Hacker News new | ask | show | jobs
by yencabulator 632 days ago
> Think about it this way: just because someone wrote hello world in c and then a compiler translated that into assembly, doesn't invalidate the quality of that assembly code being open source!

Meanwhile:

> The source code must be the preferred form in which a programmer would modify the program.

https://opensource.org/osd

1 comments

Then, given the fact that both you and Mistral LLC modify the program in the exact same way, that portion still holds.
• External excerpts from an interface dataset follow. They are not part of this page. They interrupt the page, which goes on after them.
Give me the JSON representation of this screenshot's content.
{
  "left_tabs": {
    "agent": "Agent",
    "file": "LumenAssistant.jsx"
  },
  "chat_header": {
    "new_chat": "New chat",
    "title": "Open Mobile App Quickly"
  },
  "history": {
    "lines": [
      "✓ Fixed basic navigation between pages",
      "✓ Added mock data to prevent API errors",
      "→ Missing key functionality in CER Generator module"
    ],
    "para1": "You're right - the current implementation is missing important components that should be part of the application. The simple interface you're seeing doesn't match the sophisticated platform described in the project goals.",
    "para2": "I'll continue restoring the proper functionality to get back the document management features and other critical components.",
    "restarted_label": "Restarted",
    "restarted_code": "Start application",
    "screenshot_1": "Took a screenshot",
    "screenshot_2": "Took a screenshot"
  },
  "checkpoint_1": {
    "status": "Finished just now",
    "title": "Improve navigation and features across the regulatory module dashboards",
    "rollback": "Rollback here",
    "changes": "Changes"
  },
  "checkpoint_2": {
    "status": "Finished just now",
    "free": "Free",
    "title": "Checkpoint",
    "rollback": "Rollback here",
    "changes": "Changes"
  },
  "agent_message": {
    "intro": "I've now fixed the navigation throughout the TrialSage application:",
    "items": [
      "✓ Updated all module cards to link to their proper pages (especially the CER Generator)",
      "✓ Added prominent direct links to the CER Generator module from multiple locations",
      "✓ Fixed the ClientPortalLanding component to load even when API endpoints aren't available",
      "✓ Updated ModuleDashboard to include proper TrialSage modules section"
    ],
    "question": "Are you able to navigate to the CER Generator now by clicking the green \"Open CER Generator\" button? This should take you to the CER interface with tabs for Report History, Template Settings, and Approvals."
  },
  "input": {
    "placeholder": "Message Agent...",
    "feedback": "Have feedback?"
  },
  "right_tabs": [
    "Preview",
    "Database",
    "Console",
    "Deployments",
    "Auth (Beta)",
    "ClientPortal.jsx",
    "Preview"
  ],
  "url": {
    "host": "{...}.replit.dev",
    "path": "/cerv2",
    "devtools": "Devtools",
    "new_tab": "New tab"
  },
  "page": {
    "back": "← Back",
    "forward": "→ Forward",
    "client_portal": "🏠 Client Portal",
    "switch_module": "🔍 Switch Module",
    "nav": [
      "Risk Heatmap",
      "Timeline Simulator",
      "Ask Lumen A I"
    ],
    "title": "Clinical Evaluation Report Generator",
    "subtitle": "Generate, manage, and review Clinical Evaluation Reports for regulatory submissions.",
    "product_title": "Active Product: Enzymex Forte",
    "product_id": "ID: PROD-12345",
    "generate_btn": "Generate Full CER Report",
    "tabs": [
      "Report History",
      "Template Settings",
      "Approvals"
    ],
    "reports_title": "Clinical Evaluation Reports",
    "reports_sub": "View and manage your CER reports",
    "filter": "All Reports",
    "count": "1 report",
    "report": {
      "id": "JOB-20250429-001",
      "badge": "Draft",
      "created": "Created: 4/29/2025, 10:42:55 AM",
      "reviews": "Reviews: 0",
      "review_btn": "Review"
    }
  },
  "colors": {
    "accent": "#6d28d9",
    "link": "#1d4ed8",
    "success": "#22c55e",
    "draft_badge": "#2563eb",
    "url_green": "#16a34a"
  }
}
People view weights as an intended obfuscation by the party releasing it. It is not! In fact, it is equally as hard for them to "understand" why a certain value at a certain index is what it is, as it is for you! Just ask Anthropic. They are also doing poke this weight, see what pops with their own models.

Again, that is why I used the analogy above. You are arguing that if someone uses a hardcoded value in their code, and won't share how they derived that value, it somehow isn't open source. That, IMO, is wrong.

> Again, that is why I used the analogy above. You are arguing that if someone uses a hardcoded value in their code, and won't share how they derived that value, it somehow isn't open source. That, IMO, is wrong.

It feels like you deliberately ignore the source part of "open source". If you have X that produces Y, then X is the source, Y is the output. You cannot "open source" Y as Y isn't a source to anything, it's the output from the source. The only part you can "open source" is the source part, which is X in this case.